Tonight’s dinner is Campbell’s Easy Chicken & Cheese Enchiladas: one of those totally inauthentic and 100% delicious comfort food dinners we love.  Also pretty light on the calories and the wallet. (Obviously not my photo.)

I don’t know about you but I have quite a few favorite recipes that call for already-cooked chicken.  This is super handy if you have leftover chicken on hand.  I usually plan for one of these (say, chicken and dumplings or chicken stew or chicken quesadillas) to follow the night I roast a chicken.  But sometimes I just want those quesadillas tonight, dammit, and I don’t feel like roasting a whole chicken to get them.

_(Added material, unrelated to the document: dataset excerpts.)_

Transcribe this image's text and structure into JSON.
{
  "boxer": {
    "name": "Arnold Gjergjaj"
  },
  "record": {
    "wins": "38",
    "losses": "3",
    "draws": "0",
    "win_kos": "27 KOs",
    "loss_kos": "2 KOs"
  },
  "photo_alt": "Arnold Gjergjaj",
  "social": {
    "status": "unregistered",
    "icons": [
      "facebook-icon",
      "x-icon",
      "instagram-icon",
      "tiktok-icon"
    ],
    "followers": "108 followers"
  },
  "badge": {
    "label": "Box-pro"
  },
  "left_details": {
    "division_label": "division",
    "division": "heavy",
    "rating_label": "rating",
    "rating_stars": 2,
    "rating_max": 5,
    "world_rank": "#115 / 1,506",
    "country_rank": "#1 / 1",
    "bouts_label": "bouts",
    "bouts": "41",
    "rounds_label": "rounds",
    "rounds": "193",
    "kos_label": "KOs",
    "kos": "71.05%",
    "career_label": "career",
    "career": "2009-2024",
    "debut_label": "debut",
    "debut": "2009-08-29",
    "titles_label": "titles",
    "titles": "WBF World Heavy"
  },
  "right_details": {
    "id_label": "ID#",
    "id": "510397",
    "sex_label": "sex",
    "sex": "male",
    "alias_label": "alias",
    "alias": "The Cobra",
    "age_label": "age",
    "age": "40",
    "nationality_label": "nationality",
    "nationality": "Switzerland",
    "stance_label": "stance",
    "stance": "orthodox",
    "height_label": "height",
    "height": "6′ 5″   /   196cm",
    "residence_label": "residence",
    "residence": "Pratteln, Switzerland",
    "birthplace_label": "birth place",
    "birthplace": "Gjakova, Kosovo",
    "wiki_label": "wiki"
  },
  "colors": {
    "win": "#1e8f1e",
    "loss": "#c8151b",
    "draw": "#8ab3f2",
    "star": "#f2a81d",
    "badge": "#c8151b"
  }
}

In this case, you have three options (presented here in descending order of price: highest to lowest):

  1. Chopped or shredded cooked chicken in the deli case or with the packaged sandwich meats.  The advantage here is, of course, convenience.  It’s already cooked and already chunked up.  Hell, at the deli counter you can even specify precisely how much you need for your recipe.  But it’s not cheap.
  2. A pre-cooked rotisserie chicken.  These aren’t terribly expensive — particularly if you buy the day-old cold ones — and they have the added benefit of providing not only the shredded meat you want but a carcass you can make into killer stock.
  3. Poach one or two breasts.  This option is a teeny bit cheaper than #2 (depending on the ginormousness of the package of chicken breasts you buy and how they were raised) but leaves no carcass to deal with.  If you can hard boil an egg and you have a little extra time before dinner, you can poach chicken.

To poach chicken:

  1. Place 1 or 2 breasts in a 2 quart saucepan and cover with water to at least one inch above the meat.  If your recipe calls out ounces of meat weigh the breasts first.  This method of cooking won’t significantly alter their end weight.  If your recipe calls out cups of shredded or cubed meat the rule of thumb I picked up somewhere on the internet is that 12 oz chicken usually yields 2 cups of shredded or cubed meat.  
  2. Bring the water to a boil and then turn it down immediately to low.  When it is simmering set your timer for 12-14 minutes.
  3. When the timer dings remove the pan from the heat and cool immediately, with running water and/or ice cubes, just as you would hard boiled eggs or blanched vegetables.
  4. When the meat is cool enough to handle it should easily shred by hand (no two-fork nightmare!) or cut neatly into little cubes.

— Amanda

P.S. Our side dish will be Cooking Light’s Mexican Rice.